I was just thinking that it wouldnt actually be all that difficult to map out the internet, if you used a distributed computing approach to the problem.

Consider if you will, a client application.
The client application scans the hdd for URLs, or starts off at a given URL, and then scans that URL for links, and follows those links, and scans those pages for links ... so on and so forth.

It could also try a few smart things too.
Eg. If it was given a URL www.host.com/somedir/somefile.htm, it could try to get a directory listing of /somedir/, and then it could also try to get the index page from /

The application follows these links until it is a certain depth down from the starting point, or until its run out of memory or something.
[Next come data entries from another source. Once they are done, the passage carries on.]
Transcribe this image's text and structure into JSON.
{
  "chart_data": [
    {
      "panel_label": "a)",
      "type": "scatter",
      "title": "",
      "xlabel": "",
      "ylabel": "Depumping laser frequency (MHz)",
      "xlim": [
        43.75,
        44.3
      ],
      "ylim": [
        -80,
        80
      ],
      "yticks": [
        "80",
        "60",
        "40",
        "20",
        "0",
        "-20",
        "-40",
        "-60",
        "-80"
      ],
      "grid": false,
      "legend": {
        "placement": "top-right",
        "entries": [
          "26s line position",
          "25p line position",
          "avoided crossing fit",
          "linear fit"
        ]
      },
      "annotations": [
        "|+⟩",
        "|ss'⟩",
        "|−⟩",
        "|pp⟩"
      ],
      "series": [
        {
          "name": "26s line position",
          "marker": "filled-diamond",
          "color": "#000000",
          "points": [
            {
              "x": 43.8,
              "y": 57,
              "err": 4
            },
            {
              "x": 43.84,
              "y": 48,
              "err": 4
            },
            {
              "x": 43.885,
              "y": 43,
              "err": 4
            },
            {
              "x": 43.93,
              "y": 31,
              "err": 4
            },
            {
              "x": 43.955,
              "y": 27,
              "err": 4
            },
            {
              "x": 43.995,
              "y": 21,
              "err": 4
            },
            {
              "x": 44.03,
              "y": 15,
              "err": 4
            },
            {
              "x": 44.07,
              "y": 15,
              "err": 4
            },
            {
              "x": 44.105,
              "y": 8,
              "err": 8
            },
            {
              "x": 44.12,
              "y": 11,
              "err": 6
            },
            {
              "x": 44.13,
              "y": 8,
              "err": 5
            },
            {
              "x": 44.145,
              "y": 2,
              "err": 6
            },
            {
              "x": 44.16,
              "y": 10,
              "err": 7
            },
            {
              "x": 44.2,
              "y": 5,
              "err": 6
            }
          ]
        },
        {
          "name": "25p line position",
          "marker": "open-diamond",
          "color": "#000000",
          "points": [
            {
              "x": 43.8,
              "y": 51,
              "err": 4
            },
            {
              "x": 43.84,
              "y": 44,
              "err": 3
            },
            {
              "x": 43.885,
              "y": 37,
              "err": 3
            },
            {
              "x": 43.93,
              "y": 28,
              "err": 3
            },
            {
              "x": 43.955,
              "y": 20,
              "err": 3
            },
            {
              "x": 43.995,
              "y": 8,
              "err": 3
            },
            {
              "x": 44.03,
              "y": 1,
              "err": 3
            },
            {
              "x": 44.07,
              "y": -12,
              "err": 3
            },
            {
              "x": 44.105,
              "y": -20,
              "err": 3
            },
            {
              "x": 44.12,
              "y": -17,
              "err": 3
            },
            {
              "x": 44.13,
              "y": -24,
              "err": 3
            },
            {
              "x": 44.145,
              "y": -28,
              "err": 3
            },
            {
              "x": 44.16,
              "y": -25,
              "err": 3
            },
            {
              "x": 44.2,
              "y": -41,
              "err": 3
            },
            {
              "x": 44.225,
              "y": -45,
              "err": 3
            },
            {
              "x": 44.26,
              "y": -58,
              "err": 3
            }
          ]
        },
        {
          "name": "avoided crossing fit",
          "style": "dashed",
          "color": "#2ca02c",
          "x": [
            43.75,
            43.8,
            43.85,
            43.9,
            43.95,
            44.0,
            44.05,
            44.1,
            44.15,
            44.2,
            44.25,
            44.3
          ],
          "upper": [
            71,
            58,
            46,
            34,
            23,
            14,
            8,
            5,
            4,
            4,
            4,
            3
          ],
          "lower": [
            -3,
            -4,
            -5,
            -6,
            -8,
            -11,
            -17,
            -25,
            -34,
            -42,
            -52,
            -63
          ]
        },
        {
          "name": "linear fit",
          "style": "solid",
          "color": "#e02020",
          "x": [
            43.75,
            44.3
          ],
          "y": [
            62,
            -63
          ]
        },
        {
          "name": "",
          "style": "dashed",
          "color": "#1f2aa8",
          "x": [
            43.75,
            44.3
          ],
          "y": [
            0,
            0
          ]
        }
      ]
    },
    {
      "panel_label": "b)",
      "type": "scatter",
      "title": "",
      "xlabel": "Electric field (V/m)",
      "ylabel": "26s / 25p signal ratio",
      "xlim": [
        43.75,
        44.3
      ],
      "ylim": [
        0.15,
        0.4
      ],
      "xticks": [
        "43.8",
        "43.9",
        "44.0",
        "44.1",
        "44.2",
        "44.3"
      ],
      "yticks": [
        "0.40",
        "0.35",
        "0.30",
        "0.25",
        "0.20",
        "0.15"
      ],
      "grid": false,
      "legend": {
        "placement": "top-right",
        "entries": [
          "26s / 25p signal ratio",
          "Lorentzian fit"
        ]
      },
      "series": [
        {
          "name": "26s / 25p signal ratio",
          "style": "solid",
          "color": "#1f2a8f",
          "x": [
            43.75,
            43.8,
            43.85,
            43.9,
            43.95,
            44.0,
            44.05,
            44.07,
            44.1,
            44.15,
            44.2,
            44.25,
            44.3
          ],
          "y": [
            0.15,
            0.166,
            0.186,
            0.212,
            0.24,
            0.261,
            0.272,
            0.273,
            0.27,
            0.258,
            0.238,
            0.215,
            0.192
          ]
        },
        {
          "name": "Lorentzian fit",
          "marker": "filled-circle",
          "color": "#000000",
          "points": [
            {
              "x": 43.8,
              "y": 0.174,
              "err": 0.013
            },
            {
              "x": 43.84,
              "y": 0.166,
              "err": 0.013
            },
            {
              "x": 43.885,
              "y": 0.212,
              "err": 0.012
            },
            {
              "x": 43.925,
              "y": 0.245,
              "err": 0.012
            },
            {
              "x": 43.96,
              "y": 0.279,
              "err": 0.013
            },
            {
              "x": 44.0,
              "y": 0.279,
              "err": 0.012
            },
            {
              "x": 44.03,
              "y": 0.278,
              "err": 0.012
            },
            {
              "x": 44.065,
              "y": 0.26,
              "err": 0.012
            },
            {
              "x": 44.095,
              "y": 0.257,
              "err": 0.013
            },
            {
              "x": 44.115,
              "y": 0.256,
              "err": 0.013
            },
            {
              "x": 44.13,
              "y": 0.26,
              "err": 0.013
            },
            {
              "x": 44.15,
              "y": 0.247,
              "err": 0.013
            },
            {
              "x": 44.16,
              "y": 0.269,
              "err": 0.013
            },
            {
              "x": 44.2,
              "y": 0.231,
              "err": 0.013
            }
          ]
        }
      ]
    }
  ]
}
Then every so often it connects to a central server, and uploads a compressed version of its findings.

Now, if you took maybe 10 computers, and gave the 10 computers directory sites to start off on, and told those people to tell other people etc, then you'd end up getting a lot of data very fast.

One thing though, there are lots of free webspace providers with thousands upon thousands of users these days.
So if the app came across *.geocities.com, it could just record that geocities.com was a valid host.

Then we make another special app that is designed for webspace providers. The app would use the site's search engine to scan for pages contained on the site. Or if the site had a directory then even better.


So its not all that implausable.
If ya got a lot of people running this app, which I might add, would sit in your system try and not bother you, then you'd get a lot of data very fast.

Whaddaya think ?